Biliyorum; bu ülke çökmemek, dağılmamak, insanî değerlerini yitirmemek için barışa mecbur. Bunun, iktidarıyla muhalefetiyle (partilerin kendi içlerindeki milliyetçiler ve MHP gibi istisnalar bir yana) siyasetçiler tarafından anlaşılmış olmasını azımsamamak, değerini bilmek gerek. Yine de, Başbakan’dan başlayarak iktidar partisi sözcülerinin üsttenci, seçmen kitlelerine karşı ürkek, korkmayın canım, hele bir silahı bıraksınlar da sonra düşünürüz havasındaki, görüşmeyi uzlaşmayı daha başlamadan kapatan “AK Parti iktidarında af veya İmralı’ya ev hapsi olamaz” sözleri, daha niceleri, kaygılarımın paranoya olmadığını gösteriyor. Barışa doğru adım atma cesareti gösterilirken kamuoyunun hazırlanması adına kullanılan üslup siyasî dengelerin ve oyların korunması ağırlıklı. Oysa yüreklere, vicdanlara, insanlara seslenmek gerek. Bunun için de barışı yüreğinde, vicdanında duymak gerek.

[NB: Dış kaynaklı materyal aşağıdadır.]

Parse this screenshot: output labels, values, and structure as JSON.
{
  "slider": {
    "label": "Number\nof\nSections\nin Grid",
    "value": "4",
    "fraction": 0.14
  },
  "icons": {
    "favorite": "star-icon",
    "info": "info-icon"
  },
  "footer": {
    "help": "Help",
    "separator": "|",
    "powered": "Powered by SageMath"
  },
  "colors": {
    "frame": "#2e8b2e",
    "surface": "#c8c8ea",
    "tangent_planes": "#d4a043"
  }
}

Okuyan, duyan, dinleyen olursa, Türk-Kürt bütün siyasilere, bütün muktedirlere söylemek istediğim: Korkmayın; Türkiye halkı barışa sandığınızdan çok daha fazla hazır, hem de yüreğiyle. Daha da iyi hazırlanması için, sizlerin de barış ve çözüm isteğini siyasal hesaplarla değil insanî, vicdanî duygularla seslendirmeniz gerek. Korkmayın; bu ülkede barış için adım atanlar, çözüm için fedakârlık edenler, kırmızı çizgilerini genişletebilenler kazanacak, barış ve çözüme direnenler kaybedecek. Bu ânı yitirmeyelim, yitirirsek sorumlusu halk değil sizler olacaksınız.